Like a Robert Louis Stevenson novel gone horribly wrong, Portrait of a Drunk dives headfirst into swashbuckling adventure, but with a focus on the wrong character in that adventure, the dive turns out to be into an empty swimming pool and the head cracked and concussed. But that’s the point of Olivier Schrauwen and collaborators Florent Ruppert and Jérôme Mulot. Taking a genre that pulls its excitement from an unsavory world, they aim for the lowest of the unsavory, the absolute dregs, and come up with a story of survival through complete oblivion.
Guy is senseless and cruel and dumpy and, yes, drunk, and he’s the title character of Portrait of a Drunk. We first meet him lying on the streets, passed out with a bottle, as he awakes to introduce himself to the narrative through a stumbling song of whimsy that flows out of him as he harasses people on the streets for change, which he then drinks away, causing him to pass out, then wake up, then stumble around again.
That’s pretty much how Guy engages with the world — through gallons of grog that tilt his perceptions, leading to a level of confusion that results in murder. Guy just stumbles away from it like everything else, but the murder victim is sent to a special form of Hell where he is forced to watch Guy ineptly make his way through life, surviving each dangerous turn despite his inability to make a level-headed decision or express even the smallest kindness to anyone else.
As all scalawags of his era did, Guy ends up on a boat, which gives him more opportunity to laze around, pound down the liquor, and unleash his hostility upon a boy assigned to be his apprentice. And even as the typical high seas dangers enter into his reality, he wobbles through with hardly a scratch. It’s only as the victims of his cruelty accrue in the afterlife that there’s even the remotest chance that he’ll get his comeuppance, but Schrauwen definitely knows that in an uncaring universe, the lowest of the low probably have a better chance of coming to on top than most of us. Look at Donald Trump for Exhibit A in that theory.
Ruppert and Mulot’s previous book from Fantagraphics, The Perenium Technique, mixed together sex and technology to examine the way people experience the world around them and the requirement that to find enrichment you need to look beyond the surface. In some ways, Portrait of a Drunk is an extension of these ideas, but Guy is an even worst-case scenario in that his intoxication functions as a form of defiance that allows him to not even recognize that a surface exists to perceive, let alone something beyond that. Guy doesn’t experience anything or anyone as something other than an obstruction to his next drink. He’s actually on the biggest adventure anyone could have and he barely notices.

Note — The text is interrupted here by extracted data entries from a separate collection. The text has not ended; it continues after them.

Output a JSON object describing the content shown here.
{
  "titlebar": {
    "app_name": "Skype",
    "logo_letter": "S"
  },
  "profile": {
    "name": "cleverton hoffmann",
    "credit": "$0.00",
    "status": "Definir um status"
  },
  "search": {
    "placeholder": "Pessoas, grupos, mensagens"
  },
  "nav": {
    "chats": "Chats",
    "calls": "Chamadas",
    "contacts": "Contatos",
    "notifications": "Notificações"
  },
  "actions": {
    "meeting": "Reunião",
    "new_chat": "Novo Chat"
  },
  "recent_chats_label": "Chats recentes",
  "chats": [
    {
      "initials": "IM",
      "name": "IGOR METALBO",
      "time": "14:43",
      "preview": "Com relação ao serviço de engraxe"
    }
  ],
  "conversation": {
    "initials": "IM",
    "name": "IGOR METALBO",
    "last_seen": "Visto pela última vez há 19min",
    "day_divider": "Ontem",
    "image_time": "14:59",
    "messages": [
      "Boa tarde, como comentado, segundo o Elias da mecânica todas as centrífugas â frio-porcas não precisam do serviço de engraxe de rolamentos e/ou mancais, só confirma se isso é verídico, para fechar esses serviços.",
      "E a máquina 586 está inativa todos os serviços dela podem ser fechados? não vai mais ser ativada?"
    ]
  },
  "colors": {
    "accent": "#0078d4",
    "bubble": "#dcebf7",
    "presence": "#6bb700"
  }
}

The collaboration between the three creators offers a diverse presentation that highlights different styles and yet still feels seamless. Schrauwen’s spare line-drawings walk just the right line between offering an authentic feel for the era being presented and obscuring enough details that a surrealism sets in that visually matches Guy’s perception. These alternate with sequences and spreads of bursting color that seem more the doing of Ruppert and Mulot, filling out the world Guy inhabits by ignoring the limitations he embraces. He’s an unreliable narrator whose power to control the narration is very often taken away from him. Given that fact, we may all have more in common with Guy than first meets the eye.